De manière générale, les divergences entre instances d’expertise, dans lesquelles l’affaire du glyphosate puise sa source, sont moins liées à des stratégies d’intérêts privés cherchant à biaiser l’évaluation des risques qu’au fait que ces instances ne recourent pas aux mêmes procédures de sélection et de traitement des données. L’avis de l’EFSA sur le glyphosate, comme sur l’ensemble des substances actives présentes dans les pesticides, repose principalement sur des données fournies par les industriels qui commercialisent ces produits. Depuis les années 1970, face à l’augmentation croissante du nombre de pesticides présents sur le marché, les Etats occidentaux ont cherché à mettre à contribution les industriels du secteur pour évaluer les risques de leurs produits. Ils ont alors défini un ensemble de règles qui conditionnent la recevabilité des données produites par les industriels sur les dangers des pesticides et l’exposition des populations humaines.
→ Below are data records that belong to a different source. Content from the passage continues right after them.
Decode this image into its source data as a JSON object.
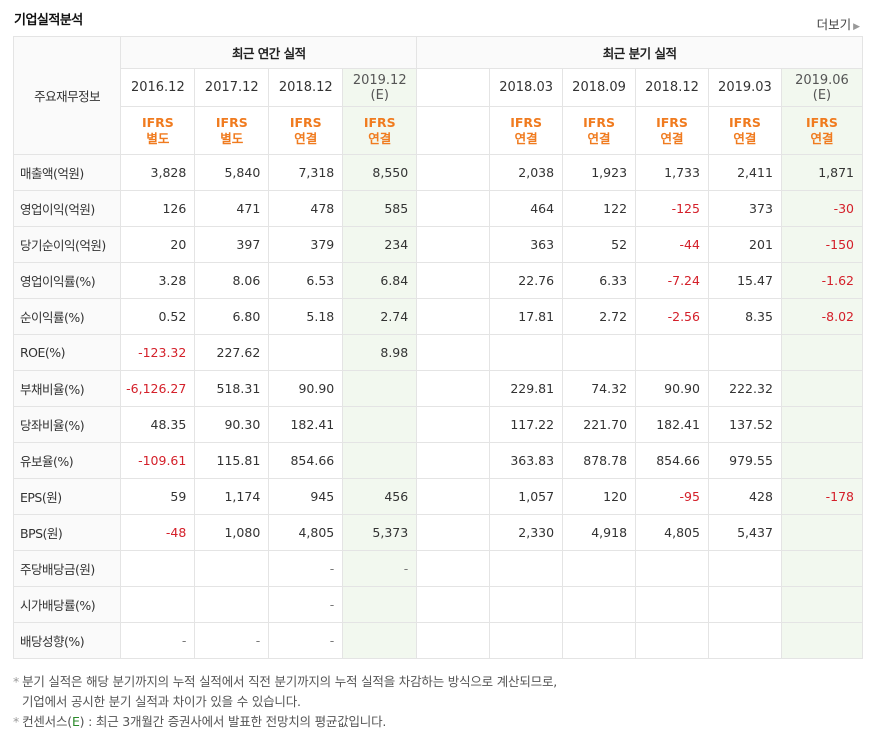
{
  "header": {
    "title": "기업실적분석",
    "more_label": "더보기"
  },
  "table": {
    "corner_label": "주요재무정보",
    "annual_group": "최근 연간 실적",
    "quarter_group": "최근 분기 실적",
    "annual_periods": [
      {
        "year": "2016.12",
        "est": "",
        "ifrs1": "IFRS",
        "ifrs2": "별도"
      },
      {
        "year": "2017.12",
        "est": "",
        "ifrs1": "IFRS",
        "ifrs2": "별도"
      },
      {
        "year": "2018.12",
        "est": "",
        "ifrs1": "IFRS",
        "ifrs2": "연결"
      },
      {
        "year": "2019.12",
        "est": "(E)",
        "ifrs1": "IFRS",
        "ifrs2": "연결"
      }
    ],
    "quarter_periods": [
      {
        "year": "2018.03",
        "est": "",
        "ifrs1": "IFRS",
        "ifrs2": "연결"
      },
      {
        "year": "2018.09",
        "est": "",
        "ifrs1": "IFRS",
        "ifrs2": "연결"
      },
      {
        "year": "2018.12",
        "est": "",
        "ifrs1": "IFRS",
        "ifrs2": "연결"
      },
      {
        "year": "2019.03",
        "est": "",
        "ifrs1": "IFRS",
        "ifrs2": "연결"
      },
      {
        "year": "2019.06",
        "est": "(E)",
        "ifrs1": "IFRS",
        "ifrs2": "연결"
      }
    ],
    "rows": [
      {
        "label": "매출액(억원)",
        "annual": [
          "3,828",
          "5,840",
          "7,318",
          "8,550"
        ],
        "quarter": [
          "2,038",
          "1,923",
          "1,733",
          "2,411",
          "1,871"
        ]
      },
      {
        "label": "영업이익(억원)",
        "annual": [
          "126",
          "471",
          "478",
          "585"
        ],
        "quarter": [
          "464",
          "122",
          "-125",
          "373",
          "-30"
        ]
      },
      {
        "label": "당기순이익(억원)",
        "annual": [
          "20",
          "397",
          "379",
          "234"
        ],
        "quarter": [
          "363",
          "52",
          "-44",
          "201",
          "-150"
        ]
      },
      {
        "label": "영업이익률(%)",
        "annual": [
          "3.28",
          "8.06",
          "6.53",
          "6.84"
        ],
        "quarter": [
          "22.76",
          "6.33",
          "-7.24",
          "15.47",
          "-1.62"
        ]
      },
      {
        "label": "순이익률(%)",
        "annual": [
          "0.52",
          "6.80",
          "5.18",
          "2.74"
        ],
        "quarter": [
          "17.81",
          "2.72",
          "-2.56",
          "8.35",
          "-8.02"
        ]
      },
      {
        "label": "ROE(%)",
        "annual": [
          "-123.32",
          "227.62",
          "",
          "8.98"
        ],
        "quarter": [
          "",
          "",
          "",
          "",
          ""
        ]
      },
      {
        "label": "부채비율(%)",
        "annual": [
          "-6,126.27",
          "518.31",
          "90.90",
          ""
        ],
        "quarter": [
          "229.81",
          "74.32",
          "90.90",
          "222.32",
          ""
        ]
      },
      {
        "label": "당좌비율(%)",
        "annual": [
          "48.35",
          "90.30",
          "182.41",
          ""
        ],
        "quarter": [
          "117.22",
          "221.70",
          "182.41",
          "137.52",
          ""
        ]
      },
      {
        "label": "유보율(%)",
        "annual": [
          "-109.61",
          "115.81",
          "854.66",
          ""
        ],
        "quarter": [
          "363.83",
          "878.78",
          "854.66",
          "979.55",
          ""
        ]
      },
      {
        "label": "EPS(원)",
        "annual": [
          "59",
          "1,174",
          "945",
          "456"
        ],
        "quarter": [
          "1,057",
          "120",
          "-95",
          "428",
          "-178"
        ]
      },
      {
        "label": "BPS(원)",
        "annual": [
          "-48",
          "1,080",
          "4,805",
          "5,373"
        ],
        "quarter": [
          "2,330",
          "4,918",
          "4,805",
          "5,437",
          ""
        ]
      },
      {
        "label": "주당배당금(원)",
        "annual": [
          "",
          "",
          "-",
          "-"
        ],
        "quarter": [
          "",
          "",
          "",
          "",
          ""
        ]
      },
      {
        "label": "시가배당률(%)",
        "annual": [
          "",
          "",
          "-",
          ""
        ],
        "quarter": [
          "",
          "",
          "",
          "",
          ""
        ]
      },
      {
        "label": "배당성향(%)",
        "annual": [
          "-",
          "-",
          "-",
          ""
        ],
        "quarter": [
          "",
          "",
          "",
          "",
          ""
        ]
      }
    ]
  },
  "notes": {
    "line1": "분기 실적은 해당 분기까지의 누적 실적에서 직전 분기까지의 누적 실적을 차감하는 방식으로 계산되므로,",
    "line2": "기업에서 공시한 분기 실적과 차이가 있을 수 있습니다.",
    "line3_prefix": "컨센서스(",
    "line3_e": "E",
    "line3_suffix": ") : 최근 3개월간 증권사에서 발표한 전망치의 평균값입니다."
  },
  "colors": {
    "ifrs": "#f07b1f",
    "negative": "#d4202a",
    "estimate_bg": "#f2f8ef"
  }
}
L’évaluation des risques des pesticides est donc très encadrée, mais cela a pour effet pervers que des données académiques, qui ne respectent pas nécessairement ces lignes directrices, ne peuvent être prises en compte par les instances qui autorisent la mise sur le marché de ces produits. Inversement, le CIRC s’est appuyé uniquement sur les données académiques publiées dans littérature scientifique revue par les pairs, où ne figurent pas les études des industriels.
Améliorer la situation n’est pas chose aisée, mais ce n’est pas non plus utopique. Compte tenu de la nécessité de mettre les industriels à contribution pour évaluer les dangers de leurs produits, il paraît raisonnable que des règles encadrent l’évaluation des risques des pesticides par l’EFSA. Mais il est déraisonnable que ces règles conduisent à ne pas tenir pleinement compte de données disponibles dans la littérature académique. La réflexion au sein des instances en charge du contrôle des pesticides doit porter sur l’assouplissement de ces règles, mais aussi sur les limites de la notion de secret commercial, derrière laquelle les industriels s’abritent pour justifier la confidentialité de leurs données. En réalité, cette revendication ne va pas de soi. Il n’y a, par exemple, rien d’évident à ce que des données permettant d’estimer l’exposition des travailleurs agricoles ou des riverains à un produit relève de ce régime de secret. Là aussi, il faut réfléchir aux moyens d’assouplir les catégories réglementaires, pour organiser une véritable confrontation publique des données. Il n’y a pas de solution simple au problème des pesticides, mais on ne peut se satisfaire de la situation actuelle.